Friday, June 17, 2011

touch sensitive - pressure sensitive - heat or pen

Oooh look at my new precious - a shiny new device has arrived, but which kind of 'touch' is it?

Touchscreen - heat sensitive - Samsung Galaxy and Apple:

Promising a revolution in 'touch sensitivity', these devices work by detecting 'heat' from your finger.

Supposedly this allows for greater accuracy, but there are caveats.


Touchscreen - pressure sensitive - TomTom and Nokia N5800

Great for general use and most devices, however you probably will not be happy if you are a pinch zoomer*.


Also used by Nintendo DS gaming systems.


*pinch zoomers is just my way of labeling folks who use portable devices, that make extensive use of touch gestures, rather than just point and press.


Stylus / Pen / Nintendo DS pen:

Touchscreens get dirty, touchscreens get greasy fingerprints

My father likes to keep his touchscreen pristine, and often prefers to use a plastic stylus, to press the selections on his SatNav.


Pros and cons - pressure sensitive versus heat sensitive:

Cleanliness and hygiene - students pay attention:

Fingers leave greasy, germ ridden prints on touch screens - try leaving your touchscreen uncleaned for a month and take a good look.

Put the bag of crisps down, before you go playing your phone / tablet, and wash the grease off before you go to 'touching'

Grease, the sort of cooking oil you find in crisps and fried snacks, is probably an ideal medium, for germs to stick to a contact surface ( keyboard / touchscreen ).

Pressure sensitive:
  • Can (generally) use a wider range of screen protectors*
  • Allow the use of pens / stylus**
  • If you are in a hurry to answer the phone, you can probably get by without taking your glove off.
  • Can be thrown off by particles and grit, that might gather, where the screen and bezel meet.
Heat sensitive:
  • Only very thin screen protectors are advised, so as to not block heat transmission
  • Older folks might find the screen less accurate / responsive.
  • Generally a little dirtier - as you are pretty much discouraged from using an inanimate object, rather than your finger to do the 'touching'
  • Where the screen is particularly crowded, might increase the chance of a correct selection (folks with ideal circulation)

As you get older your circulation reduces very gradually.
Extremities are usually worst affected, and that means fingers and toes.

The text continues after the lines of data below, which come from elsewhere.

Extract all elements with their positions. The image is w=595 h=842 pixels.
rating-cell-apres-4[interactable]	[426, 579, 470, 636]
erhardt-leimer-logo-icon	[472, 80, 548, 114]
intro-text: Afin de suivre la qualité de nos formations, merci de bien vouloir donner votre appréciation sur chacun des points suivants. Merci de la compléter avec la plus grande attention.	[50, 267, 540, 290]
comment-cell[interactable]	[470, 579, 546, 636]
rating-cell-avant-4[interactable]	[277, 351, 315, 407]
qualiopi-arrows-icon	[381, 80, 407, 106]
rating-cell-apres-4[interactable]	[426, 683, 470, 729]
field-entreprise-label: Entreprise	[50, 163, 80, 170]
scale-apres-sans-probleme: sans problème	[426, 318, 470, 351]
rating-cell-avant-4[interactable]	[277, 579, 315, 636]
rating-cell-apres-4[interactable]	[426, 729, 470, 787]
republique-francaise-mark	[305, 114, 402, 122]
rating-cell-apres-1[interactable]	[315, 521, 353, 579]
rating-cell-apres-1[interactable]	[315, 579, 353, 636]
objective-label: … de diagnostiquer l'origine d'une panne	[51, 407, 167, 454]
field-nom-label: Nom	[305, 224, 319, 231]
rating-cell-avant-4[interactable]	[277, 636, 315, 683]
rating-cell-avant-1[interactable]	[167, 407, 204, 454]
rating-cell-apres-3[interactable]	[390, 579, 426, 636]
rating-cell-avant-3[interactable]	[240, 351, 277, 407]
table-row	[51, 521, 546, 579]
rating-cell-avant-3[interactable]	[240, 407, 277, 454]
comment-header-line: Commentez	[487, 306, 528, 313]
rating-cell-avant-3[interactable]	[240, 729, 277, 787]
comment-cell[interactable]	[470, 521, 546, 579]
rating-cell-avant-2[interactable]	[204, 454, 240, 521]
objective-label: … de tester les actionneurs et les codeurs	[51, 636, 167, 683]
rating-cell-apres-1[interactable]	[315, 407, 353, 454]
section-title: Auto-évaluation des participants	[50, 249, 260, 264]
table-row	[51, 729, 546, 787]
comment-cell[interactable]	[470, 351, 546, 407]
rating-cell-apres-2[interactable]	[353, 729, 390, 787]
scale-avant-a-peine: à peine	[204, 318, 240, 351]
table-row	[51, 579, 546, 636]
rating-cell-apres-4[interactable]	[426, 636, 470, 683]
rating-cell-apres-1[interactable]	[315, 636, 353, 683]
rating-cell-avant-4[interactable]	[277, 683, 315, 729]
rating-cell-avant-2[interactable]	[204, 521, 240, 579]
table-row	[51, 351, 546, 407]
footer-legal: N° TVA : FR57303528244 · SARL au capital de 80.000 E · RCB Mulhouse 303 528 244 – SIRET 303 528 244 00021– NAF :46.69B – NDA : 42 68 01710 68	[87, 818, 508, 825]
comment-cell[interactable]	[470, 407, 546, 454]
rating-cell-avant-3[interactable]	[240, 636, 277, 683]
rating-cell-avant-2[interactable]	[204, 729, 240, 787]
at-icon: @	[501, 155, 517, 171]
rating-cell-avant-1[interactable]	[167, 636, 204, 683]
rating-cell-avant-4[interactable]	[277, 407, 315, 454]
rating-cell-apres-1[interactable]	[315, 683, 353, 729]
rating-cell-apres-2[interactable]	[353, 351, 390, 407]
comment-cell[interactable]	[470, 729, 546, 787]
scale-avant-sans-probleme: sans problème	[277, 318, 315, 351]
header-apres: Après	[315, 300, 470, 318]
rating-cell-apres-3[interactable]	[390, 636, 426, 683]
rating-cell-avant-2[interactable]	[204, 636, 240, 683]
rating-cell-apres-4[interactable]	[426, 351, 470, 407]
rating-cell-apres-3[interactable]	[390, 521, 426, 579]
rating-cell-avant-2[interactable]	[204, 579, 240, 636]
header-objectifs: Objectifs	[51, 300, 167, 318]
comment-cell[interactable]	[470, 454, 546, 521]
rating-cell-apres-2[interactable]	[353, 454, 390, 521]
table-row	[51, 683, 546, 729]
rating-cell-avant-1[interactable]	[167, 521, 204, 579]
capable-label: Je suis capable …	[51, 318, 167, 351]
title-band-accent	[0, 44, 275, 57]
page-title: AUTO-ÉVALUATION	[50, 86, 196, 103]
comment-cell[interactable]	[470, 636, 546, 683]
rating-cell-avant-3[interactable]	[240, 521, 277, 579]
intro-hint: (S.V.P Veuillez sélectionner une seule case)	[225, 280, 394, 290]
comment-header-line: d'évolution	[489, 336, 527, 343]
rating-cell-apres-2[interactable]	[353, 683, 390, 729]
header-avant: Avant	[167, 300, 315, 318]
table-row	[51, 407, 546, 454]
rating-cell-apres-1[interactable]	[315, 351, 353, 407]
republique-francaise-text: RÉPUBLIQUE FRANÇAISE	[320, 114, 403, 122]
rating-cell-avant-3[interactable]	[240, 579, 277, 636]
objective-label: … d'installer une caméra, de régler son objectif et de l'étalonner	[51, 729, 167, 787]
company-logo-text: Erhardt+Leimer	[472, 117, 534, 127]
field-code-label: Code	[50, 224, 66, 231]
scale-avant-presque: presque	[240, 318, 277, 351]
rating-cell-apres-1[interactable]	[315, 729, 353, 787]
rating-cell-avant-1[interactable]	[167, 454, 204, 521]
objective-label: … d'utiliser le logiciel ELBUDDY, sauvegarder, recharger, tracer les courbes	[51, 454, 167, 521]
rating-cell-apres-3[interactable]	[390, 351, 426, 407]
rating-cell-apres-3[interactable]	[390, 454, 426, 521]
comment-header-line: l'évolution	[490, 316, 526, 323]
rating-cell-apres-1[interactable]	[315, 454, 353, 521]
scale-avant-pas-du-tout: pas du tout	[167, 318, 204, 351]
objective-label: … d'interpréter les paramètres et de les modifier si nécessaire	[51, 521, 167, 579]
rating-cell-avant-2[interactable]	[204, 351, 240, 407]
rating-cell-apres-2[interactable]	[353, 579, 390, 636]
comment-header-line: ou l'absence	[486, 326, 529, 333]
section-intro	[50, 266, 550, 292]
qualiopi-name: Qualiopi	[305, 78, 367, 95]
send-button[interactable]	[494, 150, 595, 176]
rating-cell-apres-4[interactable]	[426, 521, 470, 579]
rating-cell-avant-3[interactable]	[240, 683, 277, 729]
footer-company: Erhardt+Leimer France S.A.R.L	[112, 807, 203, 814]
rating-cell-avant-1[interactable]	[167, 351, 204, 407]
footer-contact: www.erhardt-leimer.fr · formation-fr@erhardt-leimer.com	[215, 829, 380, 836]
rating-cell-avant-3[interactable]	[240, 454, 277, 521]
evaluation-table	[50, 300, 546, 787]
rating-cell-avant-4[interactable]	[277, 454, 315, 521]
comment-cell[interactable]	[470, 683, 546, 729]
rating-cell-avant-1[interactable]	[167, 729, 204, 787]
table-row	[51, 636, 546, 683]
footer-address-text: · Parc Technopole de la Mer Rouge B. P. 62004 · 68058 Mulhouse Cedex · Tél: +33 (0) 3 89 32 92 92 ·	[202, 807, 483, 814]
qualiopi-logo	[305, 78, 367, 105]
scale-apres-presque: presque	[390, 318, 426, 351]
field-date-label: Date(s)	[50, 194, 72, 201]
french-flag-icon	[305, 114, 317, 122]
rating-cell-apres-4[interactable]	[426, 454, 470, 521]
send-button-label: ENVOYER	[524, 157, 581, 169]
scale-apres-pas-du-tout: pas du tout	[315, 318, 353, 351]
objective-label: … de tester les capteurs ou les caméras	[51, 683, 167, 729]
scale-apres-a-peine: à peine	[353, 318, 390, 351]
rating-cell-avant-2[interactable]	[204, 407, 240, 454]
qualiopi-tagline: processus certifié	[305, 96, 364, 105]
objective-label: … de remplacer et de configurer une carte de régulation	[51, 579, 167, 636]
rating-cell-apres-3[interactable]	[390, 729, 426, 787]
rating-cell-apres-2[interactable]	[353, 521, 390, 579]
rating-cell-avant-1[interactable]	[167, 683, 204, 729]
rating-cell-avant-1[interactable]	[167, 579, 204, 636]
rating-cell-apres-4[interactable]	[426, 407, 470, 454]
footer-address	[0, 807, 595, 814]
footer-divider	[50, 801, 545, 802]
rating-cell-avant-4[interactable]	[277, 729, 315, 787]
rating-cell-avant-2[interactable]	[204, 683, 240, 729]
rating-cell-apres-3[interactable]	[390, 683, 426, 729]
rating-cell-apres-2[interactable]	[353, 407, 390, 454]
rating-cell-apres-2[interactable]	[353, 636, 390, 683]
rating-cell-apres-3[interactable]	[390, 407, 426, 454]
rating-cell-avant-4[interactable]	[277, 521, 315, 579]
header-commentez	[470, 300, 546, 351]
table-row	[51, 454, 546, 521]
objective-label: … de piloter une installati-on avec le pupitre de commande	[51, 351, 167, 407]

Any reduction in heat in the fingertips, will affect the ability of a heat sensitive touchscreen to respond correctly.


*screen protectors can be slightly thicker if your touchscreen is working on pressure.

**anything roughly pen shaped and non-sharp will do really, and quite often I'll use the wrong end of a biro.

Using the ink end of a biro or ink pen nib on a touchscreen is a bad idea, however the blunt non-writing end is sometimes okay.

Earlier I mentioned students ... in communal IT suites and learning resources, there are often free access computers. The keyboards (and no doubt soon touchscreens) have been used by johnny random and jillian surly.

Do johnny and jillian wash their hands in the toilet, or are they head in the clouds type, too lazy to bother, or too distracted to remember.

Well the next thing was that they used the keyboard on free access computer 1, right before you did.

( Unless you work in a University that is extremely vigilant about hygiene, those germs will be on that keyboard all week, or maybe the hands of the next user. )

You just got your brand new 10 inch Internet tablet, and want to show it off.

Is there someone in your group, that you are pretty certain never washes their hands on leaving the toilet? Do you pass them your tablet to play with?


Notes and Further Reading:

There is in fact a stylus / pen solution for some heat sensitive screens - seems fairly new. Quoting from the marketing:

Nothing is less convenient than taking a GLOVE off just to answer your phone or check a text message. With the blah blah, you won't need to.
The purpose of such a pen is...

to simulate the touch of a finger on the Multi-Touch display.

Here is a question on a forum, that might be related to the circulation in older folks issue I mentioned earlier:

Forum Poster: My parents find it difficult to type on the iPhone but otherwise think it's ideal.

Is there a special pen or pointer available to help them select the keys more accurately on the touch keyboard?

Here is some marketing blurb from Samsung about the special pen you can buy to use with their tablets:
The conductive tip of this stylus simulates a finger touch, tap or swipe to provide a full touch screen environment without leaving a single fingerprint behind.
I am guessing the Samsung pen will work on the Motorolla Xoom and iPad2 also, but try it instore before you buy.